Hansen est très bon ici, équilibrant la personnalité et les insécurités objectivement boiteuses d’Adam avec un homme qui commence à se sentir véritablement menacé et effrayé, décidant comment riposter. Bien qu’il ait fait du bon travail à la télévision (depuis Véronique Mars à 2 filles fauchées), avec un peu de chance, Hansen aura plus d’opportunités de premier plan à l’avenir, même s’il doit se casser le nez pour le faire.

Un jeu d’acteur fort et un scénario faible dans le nouveau film Shudder

En fin de compte, Qui les a invités pense que c’est plus intelligent qu’il ne l’est vraiment. Elle veut déconstruire la famille nucléaire et critiquer les hiérarchies sociales et l’hypocrisie, mais elle ne sait pas trop comment ; il est plus intéressé à sourire de l’inconfort qu’il déclenche. Il est également extrêmement évident de sa torsion soi-disant choquante, qui devient évidente immédiatement. Bien sûr, un film n’a pas besoin d’une touche de style Shyamalan pour fonctionner pour être bon, mais Qui les a invités est l’un de ces films où les gens se comportent d’une manière si clairement scénarisée, faisant des choix ou oubliant des choses de manière irréaliste afin de faire avancer l’intrigue.


Pourtant, il est amusant de regarder ces acteurs jouer les uns contre les autres et de voir la dynamique du pouvoir qui est manipulée et exploitée.

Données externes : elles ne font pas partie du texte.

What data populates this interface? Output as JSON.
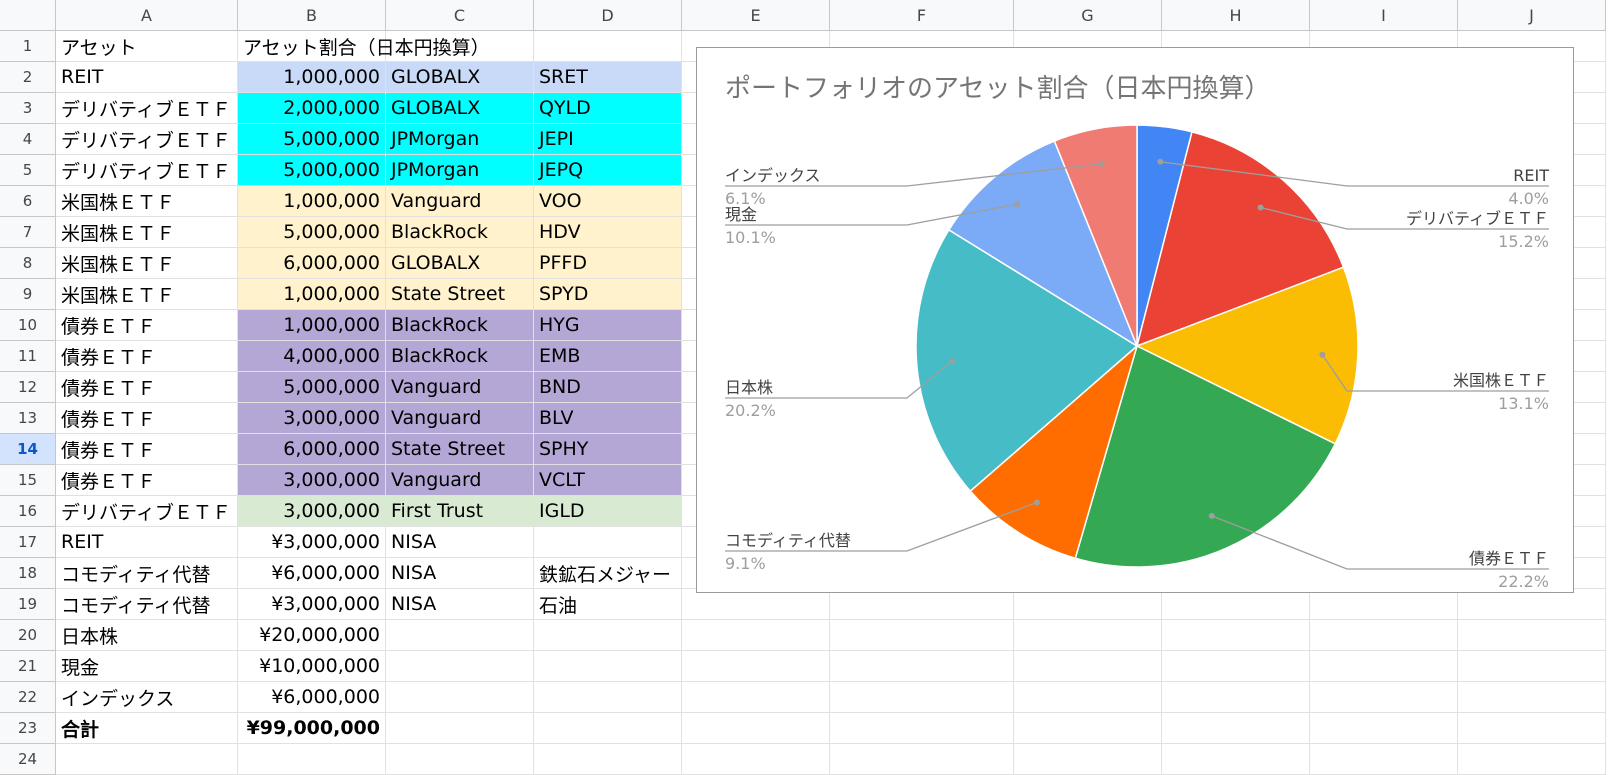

C’est parfois exaspérant, mais vous ne pouvez vraiment détester un personnage que s’il est bien joué, de sorte que le niveau de mépris que le spectateur peut avoir pour ces personnes est sans doute complémentaire. Les dix minutes d’horreur réelle du film sont plutôt bonnes, mais encore une fois, extrêmement évidentes malgré sa mise en scène efficace et son montage tendu. Burmingham a beaucoup de talent en tant que réalisateur, et ces acteurs sont géniaux, mais son scénario crée plus une fête tranquille qu’une fête déchaînée. À la fin, Qui les a invités c’est beaucoup de dialogues en quête d’un propos, bien dits et bien joués mais cachant à peine leur nudité.

Qui les a invités sera diffusé sur Shudder à partir du 1er septembre.